I am speaking tomorrow (Wed.) at a town hall meeting in East Aurora, NY, Millard Fillmore’s home town. Our local congressmen have been MIA in the health care debate so we scheduled our own and invited them but they stiffed us. Here are my remarks on health care:

On health care, the key point is that government creates its own demand. Every prior government intervention into the free market created problems that led to ever more government interventions, culminating in partially-socialized medicine in the 1960’s with the creation of Medicare and Medicaid. M & M have spent trillions without producing any obvious improvement in health. Take a look at life expectancy charts for the last 100 years and see if you can find when M & M came in.

On the contrary, there is an epidemic of obese poor kids with diabetes and there are millions of elderly on so many drugs they can’t think straight and who need to take extra drugs to fight the side effects of the other ones. Other unintended consequences of these programs are bidding up the price of health care and introducing all that maddening paperwork into the system.

So, as with every other big government program, partially socialized medicine has failed. The solution is not to jump off the cliff of fully socialized medicine nor is the status quo acceptable. As Ludwig von Mises pointed out, we can’t do nothing because the mixed economy we have now is always moving towards socialism. Have you noticed?

So, the only possible solution to this mess is to move toward a free market in health care and do so immediately! End the cartels, the monopolies, the regulations, the subsidies, and the licensing schemes.

Remember what Milton Friedman said 45 years ago: “The American Medical Association is perhaps the strongest trade union in the United States.
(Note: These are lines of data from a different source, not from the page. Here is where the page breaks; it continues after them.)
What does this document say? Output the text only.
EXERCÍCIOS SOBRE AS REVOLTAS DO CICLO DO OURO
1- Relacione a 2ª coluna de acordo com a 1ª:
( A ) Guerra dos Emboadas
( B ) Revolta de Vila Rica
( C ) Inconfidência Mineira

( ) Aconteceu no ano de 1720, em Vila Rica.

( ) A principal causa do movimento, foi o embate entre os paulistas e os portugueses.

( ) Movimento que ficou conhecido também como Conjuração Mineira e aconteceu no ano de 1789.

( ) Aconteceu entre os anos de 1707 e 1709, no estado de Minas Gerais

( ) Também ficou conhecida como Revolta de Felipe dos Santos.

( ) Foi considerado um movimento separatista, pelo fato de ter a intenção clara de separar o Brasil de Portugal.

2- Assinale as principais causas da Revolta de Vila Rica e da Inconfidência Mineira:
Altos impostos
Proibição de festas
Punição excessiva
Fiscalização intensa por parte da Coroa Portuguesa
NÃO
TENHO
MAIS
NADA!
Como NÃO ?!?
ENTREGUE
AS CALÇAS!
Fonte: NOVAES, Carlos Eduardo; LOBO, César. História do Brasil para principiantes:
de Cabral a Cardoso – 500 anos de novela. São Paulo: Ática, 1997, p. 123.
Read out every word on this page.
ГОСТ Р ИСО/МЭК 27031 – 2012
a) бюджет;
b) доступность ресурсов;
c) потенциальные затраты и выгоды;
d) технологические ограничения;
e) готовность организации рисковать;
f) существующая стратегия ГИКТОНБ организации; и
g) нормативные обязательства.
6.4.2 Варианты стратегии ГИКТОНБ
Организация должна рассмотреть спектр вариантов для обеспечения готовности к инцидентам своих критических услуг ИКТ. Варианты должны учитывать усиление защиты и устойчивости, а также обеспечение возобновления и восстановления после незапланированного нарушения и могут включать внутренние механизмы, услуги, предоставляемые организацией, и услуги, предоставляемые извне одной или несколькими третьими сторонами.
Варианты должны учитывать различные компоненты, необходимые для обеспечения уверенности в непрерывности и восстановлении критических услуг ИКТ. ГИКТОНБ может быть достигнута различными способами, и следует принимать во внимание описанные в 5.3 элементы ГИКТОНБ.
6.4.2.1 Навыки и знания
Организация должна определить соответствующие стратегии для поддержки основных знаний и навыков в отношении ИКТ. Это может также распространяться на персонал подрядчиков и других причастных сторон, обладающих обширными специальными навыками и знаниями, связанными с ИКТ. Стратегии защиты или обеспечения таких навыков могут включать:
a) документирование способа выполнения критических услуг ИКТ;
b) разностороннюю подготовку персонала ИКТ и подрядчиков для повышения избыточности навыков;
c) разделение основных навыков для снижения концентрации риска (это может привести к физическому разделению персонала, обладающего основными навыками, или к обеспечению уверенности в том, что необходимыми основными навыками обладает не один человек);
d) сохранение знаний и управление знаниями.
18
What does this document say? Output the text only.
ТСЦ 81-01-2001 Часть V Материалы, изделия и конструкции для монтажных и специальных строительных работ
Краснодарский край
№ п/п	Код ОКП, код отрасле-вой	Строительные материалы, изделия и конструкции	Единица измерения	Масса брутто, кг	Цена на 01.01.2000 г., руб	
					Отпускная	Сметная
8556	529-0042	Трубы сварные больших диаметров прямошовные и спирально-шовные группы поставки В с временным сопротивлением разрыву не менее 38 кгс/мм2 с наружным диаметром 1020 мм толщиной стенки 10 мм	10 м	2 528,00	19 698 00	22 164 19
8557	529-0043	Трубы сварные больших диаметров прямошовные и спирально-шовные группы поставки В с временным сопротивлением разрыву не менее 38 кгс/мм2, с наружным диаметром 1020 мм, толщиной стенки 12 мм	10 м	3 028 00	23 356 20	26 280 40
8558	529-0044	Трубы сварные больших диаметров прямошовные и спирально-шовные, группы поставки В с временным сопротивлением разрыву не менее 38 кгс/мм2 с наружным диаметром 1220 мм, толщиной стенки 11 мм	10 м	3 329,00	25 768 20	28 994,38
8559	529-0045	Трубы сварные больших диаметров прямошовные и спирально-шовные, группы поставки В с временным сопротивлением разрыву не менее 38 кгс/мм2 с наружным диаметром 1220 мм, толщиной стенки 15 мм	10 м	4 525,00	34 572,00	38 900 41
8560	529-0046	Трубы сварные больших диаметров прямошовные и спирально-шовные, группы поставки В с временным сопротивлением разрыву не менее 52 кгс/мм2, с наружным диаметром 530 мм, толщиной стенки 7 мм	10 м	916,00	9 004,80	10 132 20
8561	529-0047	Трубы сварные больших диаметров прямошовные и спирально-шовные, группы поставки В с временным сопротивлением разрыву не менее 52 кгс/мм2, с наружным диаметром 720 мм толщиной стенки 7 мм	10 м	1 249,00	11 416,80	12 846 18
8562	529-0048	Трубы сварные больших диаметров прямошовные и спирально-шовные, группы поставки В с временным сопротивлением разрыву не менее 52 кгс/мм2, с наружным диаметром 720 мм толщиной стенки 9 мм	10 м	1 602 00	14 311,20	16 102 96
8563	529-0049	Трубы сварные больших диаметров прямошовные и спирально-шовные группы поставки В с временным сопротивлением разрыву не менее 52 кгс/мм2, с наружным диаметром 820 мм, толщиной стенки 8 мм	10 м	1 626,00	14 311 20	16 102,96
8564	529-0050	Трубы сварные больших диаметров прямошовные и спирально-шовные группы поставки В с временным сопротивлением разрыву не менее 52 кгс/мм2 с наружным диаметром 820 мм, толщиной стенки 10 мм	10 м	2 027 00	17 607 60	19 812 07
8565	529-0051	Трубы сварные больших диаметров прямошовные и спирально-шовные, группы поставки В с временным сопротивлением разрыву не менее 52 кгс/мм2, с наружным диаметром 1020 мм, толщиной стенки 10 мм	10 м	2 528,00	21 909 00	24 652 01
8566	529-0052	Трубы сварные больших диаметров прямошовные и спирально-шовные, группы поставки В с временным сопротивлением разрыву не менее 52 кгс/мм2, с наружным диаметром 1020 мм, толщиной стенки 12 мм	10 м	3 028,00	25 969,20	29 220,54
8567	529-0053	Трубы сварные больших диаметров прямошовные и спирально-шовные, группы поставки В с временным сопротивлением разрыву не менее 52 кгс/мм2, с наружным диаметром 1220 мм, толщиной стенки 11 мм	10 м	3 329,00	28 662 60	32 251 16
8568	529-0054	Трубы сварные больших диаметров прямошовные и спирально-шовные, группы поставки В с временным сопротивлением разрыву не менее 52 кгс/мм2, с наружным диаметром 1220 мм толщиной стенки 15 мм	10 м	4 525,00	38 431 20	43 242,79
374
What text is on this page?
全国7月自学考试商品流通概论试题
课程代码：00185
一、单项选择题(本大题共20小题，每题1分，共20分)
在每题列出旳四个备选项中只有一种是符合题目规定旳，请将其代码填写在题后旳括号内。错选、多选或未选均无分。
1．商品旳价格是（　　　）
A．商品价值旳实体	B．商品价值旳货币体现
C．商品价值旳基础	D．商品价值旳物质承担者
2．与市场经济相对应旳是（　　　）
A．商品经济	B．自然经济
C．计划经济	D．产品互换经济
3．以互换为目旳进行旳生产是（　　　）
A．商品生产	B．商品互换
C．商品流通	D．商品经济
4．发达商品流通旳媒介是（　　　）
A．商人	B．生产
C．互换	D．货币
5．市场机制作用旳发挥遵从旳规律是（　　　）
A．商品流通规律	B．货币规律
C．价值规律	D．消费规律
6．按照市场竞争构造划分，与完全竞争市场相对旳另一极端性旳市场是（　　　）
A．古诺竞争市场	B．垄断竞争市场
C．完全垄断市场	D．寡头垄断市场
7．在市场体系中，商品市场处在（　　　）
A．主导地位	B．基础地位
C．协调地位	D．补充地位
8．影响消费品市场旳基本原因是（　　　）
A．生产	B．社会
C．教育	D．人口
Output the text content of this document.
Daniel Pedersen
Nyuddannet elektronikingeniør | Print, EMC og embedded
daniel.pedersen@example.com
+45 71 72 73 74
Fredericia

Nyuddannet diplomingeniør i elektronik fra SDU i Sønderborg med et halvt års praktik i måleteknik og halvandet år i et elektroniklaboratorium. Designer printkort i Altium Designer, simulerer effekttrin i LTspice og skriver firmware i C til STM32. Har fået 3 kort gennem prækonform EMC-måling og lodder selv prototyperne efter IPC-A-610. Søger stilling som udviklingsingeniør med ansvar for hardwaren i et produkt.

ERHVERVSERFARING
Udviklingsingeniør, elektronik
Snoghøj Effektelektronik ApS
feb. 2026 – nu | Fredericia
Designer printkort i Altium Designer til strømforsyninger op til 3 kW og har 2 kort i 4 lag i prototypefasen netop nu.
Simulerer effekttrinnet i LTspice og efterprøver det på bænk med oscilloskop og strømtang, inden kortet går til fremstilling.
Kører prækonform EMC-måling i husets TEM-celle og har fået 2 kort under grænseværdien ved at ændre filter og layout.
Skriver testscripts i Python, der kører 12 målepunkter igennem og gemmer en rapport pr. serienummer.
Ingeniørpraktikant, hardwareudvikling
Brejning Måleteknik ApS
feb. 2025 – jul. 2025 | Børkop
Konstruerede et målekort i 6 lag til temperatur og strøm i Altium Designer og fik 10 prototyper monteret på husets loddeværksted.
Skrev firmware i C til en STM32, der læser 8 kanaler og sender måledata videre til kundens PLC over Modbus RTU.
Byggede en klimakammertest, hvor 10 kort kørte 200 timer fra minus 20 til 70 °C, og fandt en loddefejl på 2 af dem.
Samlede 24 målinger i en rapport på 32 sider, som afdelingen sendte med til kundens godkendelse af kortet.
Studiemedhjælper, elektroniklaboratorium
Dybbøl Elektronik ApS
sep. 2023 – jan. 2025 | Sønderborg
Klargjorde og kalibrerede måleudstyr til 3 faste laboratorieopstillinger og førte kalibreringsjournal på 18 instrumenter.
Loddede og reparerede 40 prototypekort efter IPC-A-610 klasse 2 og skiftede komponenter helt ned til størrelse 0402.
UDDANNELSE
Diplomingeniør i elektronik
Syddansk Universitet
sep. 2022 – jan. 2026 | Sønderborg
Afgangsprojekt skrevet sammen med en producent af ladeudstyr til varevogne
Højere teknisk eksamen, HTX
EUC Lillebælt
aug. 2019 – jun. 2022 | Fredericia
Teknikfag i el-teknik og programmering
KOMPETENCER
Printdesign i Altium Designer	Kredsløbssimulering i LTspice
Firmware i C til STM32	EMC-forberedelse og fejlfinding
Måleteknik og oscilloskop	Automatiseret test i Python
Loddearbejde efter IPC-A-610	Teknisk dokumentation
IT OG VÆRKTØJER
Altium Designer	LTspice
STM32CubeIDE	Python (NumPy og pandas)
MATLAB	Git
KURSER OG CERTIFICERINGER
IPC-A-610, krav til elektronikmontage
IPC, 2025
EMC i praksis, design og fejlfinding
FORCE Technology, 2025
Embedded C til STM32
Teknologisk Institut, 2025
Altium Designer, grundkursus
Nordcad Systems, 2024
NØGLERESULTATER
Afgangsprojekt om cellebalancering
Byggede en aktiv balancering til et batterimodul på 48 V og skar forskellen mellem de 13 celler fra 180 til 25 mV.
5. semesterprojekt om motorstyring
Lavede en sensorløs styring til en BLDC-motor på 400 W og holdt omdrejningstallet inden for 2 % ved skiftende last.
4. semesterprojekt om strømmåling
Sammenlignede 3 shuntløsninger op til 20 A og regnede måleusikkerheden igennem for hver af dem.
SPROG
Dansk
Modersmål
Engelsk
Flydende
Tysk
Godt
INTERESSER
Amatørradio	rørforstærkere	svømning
The essence of the power of a trade union is its power to restrict the number who may engage in a particular occupation.”

So, we give legal monopolies to doctors and hospitals and insurance companies and then we wonder why their prices are so damn high! I have a better idea. There are town hall meetings all over the country to deal with the problems in health care, one of the most highly regulated and subsidized industries in America. What is the least regulated industry in America? Computers and electronics. There, the free market delivers cheaper and better goods and services every year and not a single public meeting has ever been called to express dissatisfaction with that amazingly productive free market industry.

On health care, let’s try freedom. It works. Nothing else does.